Testing employs multimodal inputs containing embedded attack patterns, measuring response differences between text-only and multimodal variants of equivalent attacks.

6. Tool Use Security

Definition

This dimension evaluates security in the context of AI system tool use capabilities, assessing vulnerabilities related to external system access, API interactions, and function calling mechanisms.

Key Testing Areas

  • Tool Selection Manipulation: Testing for vulnerability in the tool selection process
  • Parameter Injection: Assessing susceptibility to malicious parameter manipulation
  • Function Call Hijacking: Evaluating vulnerability to redirection of function calls
  • Tool Output Interpretation: Testing security of tool output processing
  • Tool Chaining Vulnerabilities: Assessing security in sequences of tool operations

Security Implications

Weaknesses in this dimension can enable attackers to leverage AI system tool use capabilities to perform unauthorized actions, access sensitive systems, or manipulate external resources in harmful ways.

Assessment Approach

Testing employs crafted inputs designed to manipulate tool use behavior, measuring divergence from authorized and intended tool operations across various scenarios.

7. Recovery & Remediation Assessment

Definition

This dimension evaluates a model's ability to recover from security failures, recognize exploitation attempts, and implement appropriate remediation actions when vulnerabilities are exploited.

Key Testing Areas

  • Attack Recognition: Assessing ability to identify exploitation attempts in progress
  • Conversation Reset Mechanisms: Testing effectiveness of security reset procedures
  • Exploit Mitigation: Evaluating ability to prevent further exploitation after detection
  • Resilience to Repeated Attacks: Testing robustness against persistent attack attempts
  • Remediation Notification: Assessing communication of security issues to users

Security Implications

Weaknesses in this dimension can prevent effective recovery from security breaches, potentially extending impact when exploitation occurs and reducing system resilience against persistent attacks.

Assessment Approach

Testing employs successful exploitation followed by remediation attempts, measuring recovery efficacy and persistent vulnerability after initial security failures.

8. Authorization & Authentication Boundaries

Definition

This dimension evaluates a model's ability to maintain appropriate boundaries around user identification, authorization levels, and access controls within conversations or across sessions.

Key Testing Areas

  • Identity Confusion Exploitation: Testing for vulnerability to user identity manipulation
  • Permission Inheritance: Assessing susceptibility to unauthorized permission acquisition
  • Session Boundary Enforcement: Evaluating maintenance of security across session boundaries
  • Authorization Level Manipulation: Testing resistance to attempts to elevate privileges
  • Authentication Bypass Techniques: Assessing vulnerability to authentication circumvention

Security Implications

Weaknesses in this dimension can enable unauthorized access to features, data, or capabilities restricted to specific users or roles, potentially compromising system security policies.

Assessment Approach

Testing employs identity and authorization manipulation techniques, measuring access control enforcement against defined authorization boundaries and policies.


Dimensional Interaction Analysis

While each dimension can be tested individually, security vulnerabilities often span multiple dimensions.

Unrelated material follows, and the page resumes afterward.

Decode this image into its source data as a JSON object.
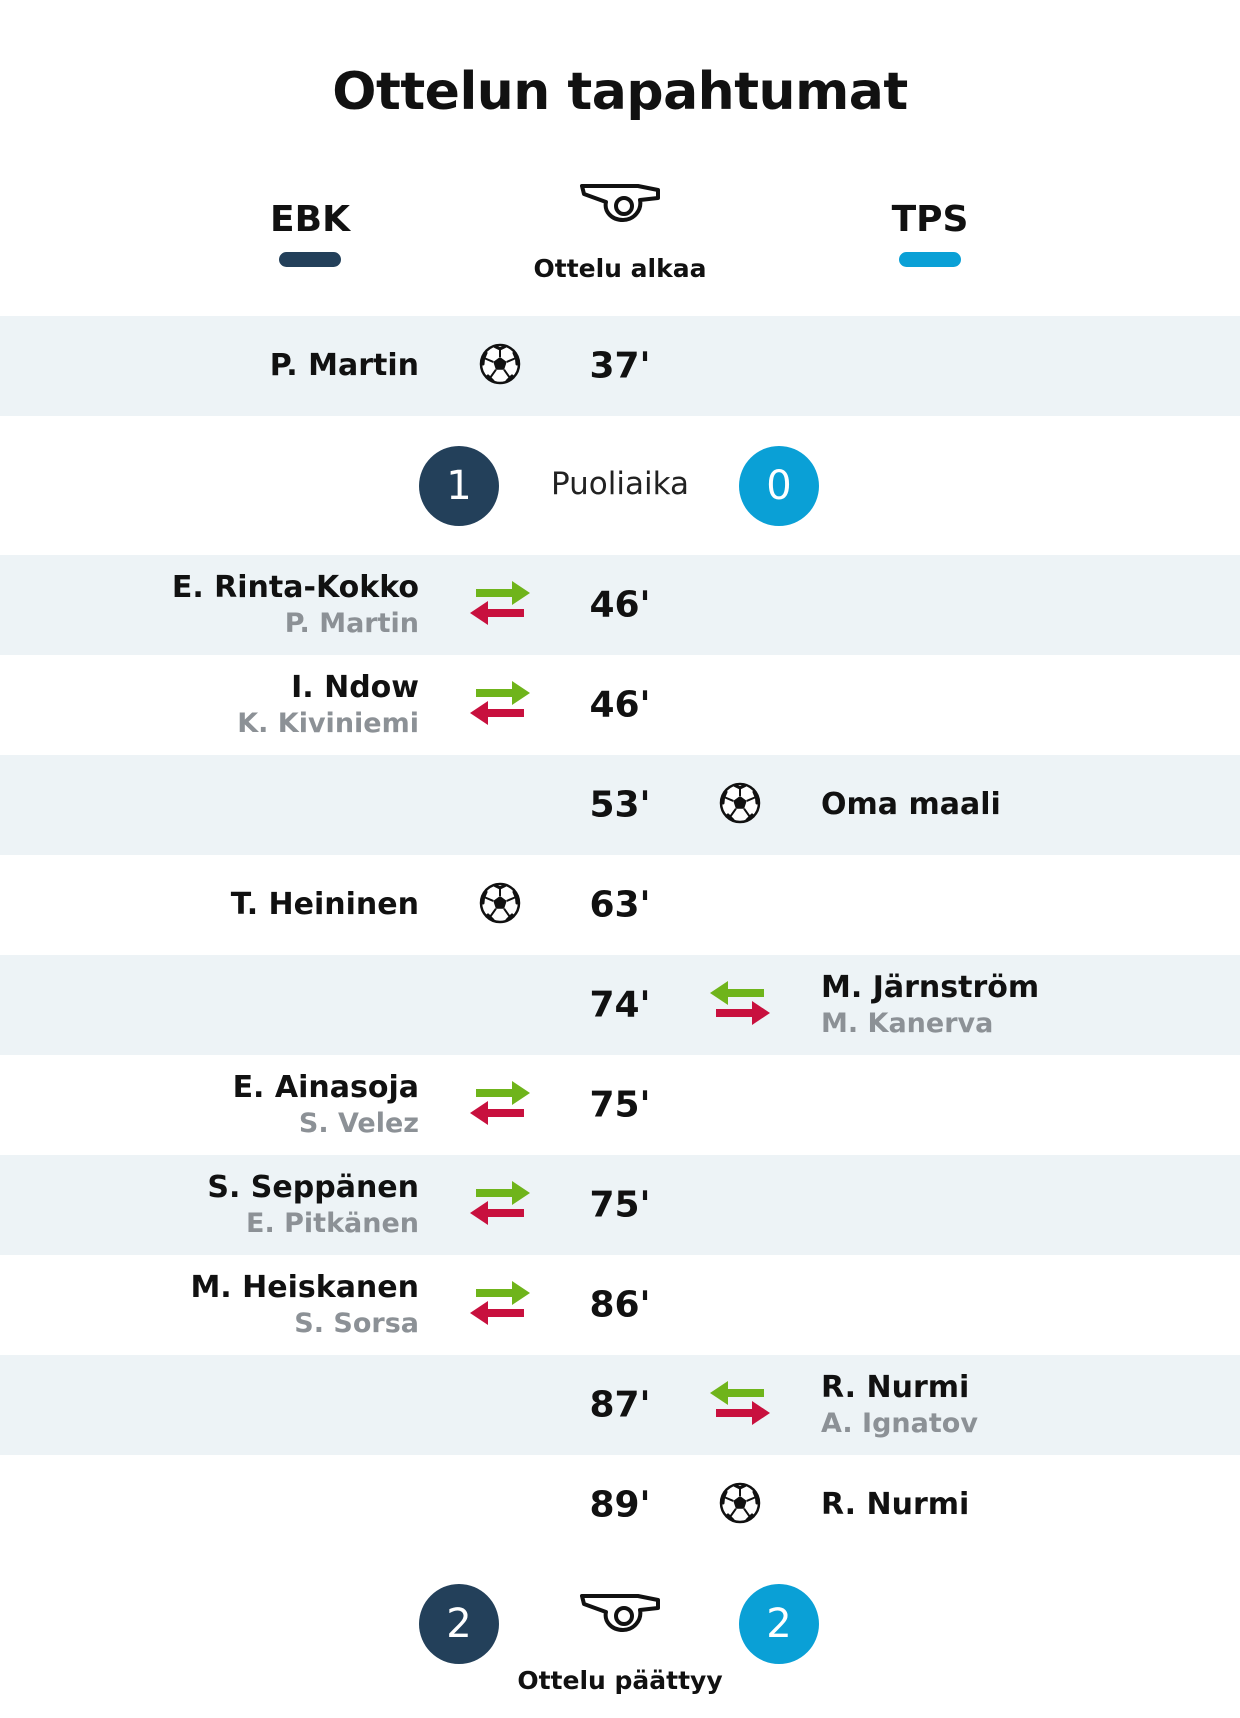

The AISecForge framework includes cross-dimensional analysis to identify compound vulnerabilities that emerge from the interaction of weaknesses across different dimensions.

Key interaction patterns include:

  1. Linguistic + Contextual: Using sophisticated linguistic patterns within specific contextual frames
  2. Multi-turn + System Prompt: Leveraging extended conversations to extract system instructions
  3. Multimodal + Tool Use: Employing non-text inputs to manipulate tool use behavior
  4. Authorization + Recovery: Exploiting authentication weaknesses to prevent effective remediation

For implementation details on testing each dimension, refer to the dimension-specific methodology documents in the dimensions directory.